Wonder can have negative associations as restless fluctuation. It can also have positive associations as purposeful desire. It can be construed as a balancing or reconciliation between opposed tendencies to motion and rest. All these attitudes to wonder can be found in the history of western philosophy. The history of wonder is not the simple trajectory of a single concept. It reflects a variety of ways of thinking about knowledge. It has been intermingled with the history of other emotions such as awe and dread; it has also been caught up in changing attitudes towards imagination. It has been associated with surprise and amazement, and hence sometimes with stupor. By extension, it has been related to stupidity, as well as to intense intelligence and intellectual activity. Through its connotations of transcendence, mystery and awe, it has been caught up in the history of religion; it has been a focal point, especially, for contention about modern ideas of the secular.

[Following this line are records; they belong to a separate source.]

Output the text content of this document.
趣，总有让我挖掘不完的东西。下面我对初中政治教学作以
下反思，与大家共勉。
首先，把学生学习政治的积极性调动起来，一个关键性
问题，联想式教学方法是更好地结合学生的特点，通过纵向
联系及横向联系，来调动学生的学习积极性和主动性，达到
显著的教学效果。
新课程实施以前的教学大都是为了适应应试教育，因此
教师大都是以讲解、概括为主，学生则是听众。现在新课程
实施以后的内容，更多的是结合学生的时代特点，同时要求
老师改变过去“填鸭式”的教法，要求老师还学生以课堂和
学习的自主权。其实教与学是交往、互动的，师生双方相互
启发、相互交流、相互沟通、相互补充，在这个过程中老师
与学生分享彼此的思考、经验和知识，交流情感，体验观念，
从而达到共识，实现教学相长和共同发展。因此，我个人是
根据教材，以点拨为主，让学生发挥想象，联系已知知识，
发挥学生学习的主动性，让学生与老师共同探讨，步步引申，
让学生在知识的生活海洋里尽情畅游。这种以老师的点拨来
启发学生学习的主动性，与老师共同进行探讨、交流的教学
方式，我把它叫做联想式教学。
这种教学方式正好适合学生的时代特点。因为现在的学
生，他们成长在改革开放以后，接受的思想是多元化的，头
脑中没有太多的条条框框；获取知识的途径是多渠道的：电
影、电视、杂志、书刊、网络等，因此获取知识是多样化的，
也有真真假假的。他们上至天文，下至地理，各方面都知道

Wonders role in the acquisition of knowledge is only one thread in its long history; yet that thread has at times dominated the tapestry. Wonders other aspects can be difficult to extricate from familiar narratives of its role in instigating inquiry, and of its limitations as a source of new knowledge. Yet wonder can be directed to things we already know, as well as to what remains unknown. We can wonder at everyday things, as well as being amazed by the strange and exotic. Wonder can also have political significance; it can shake us into a fresh perception of what is at stake in cultural assumptions and expectations that we have come to regard as normal.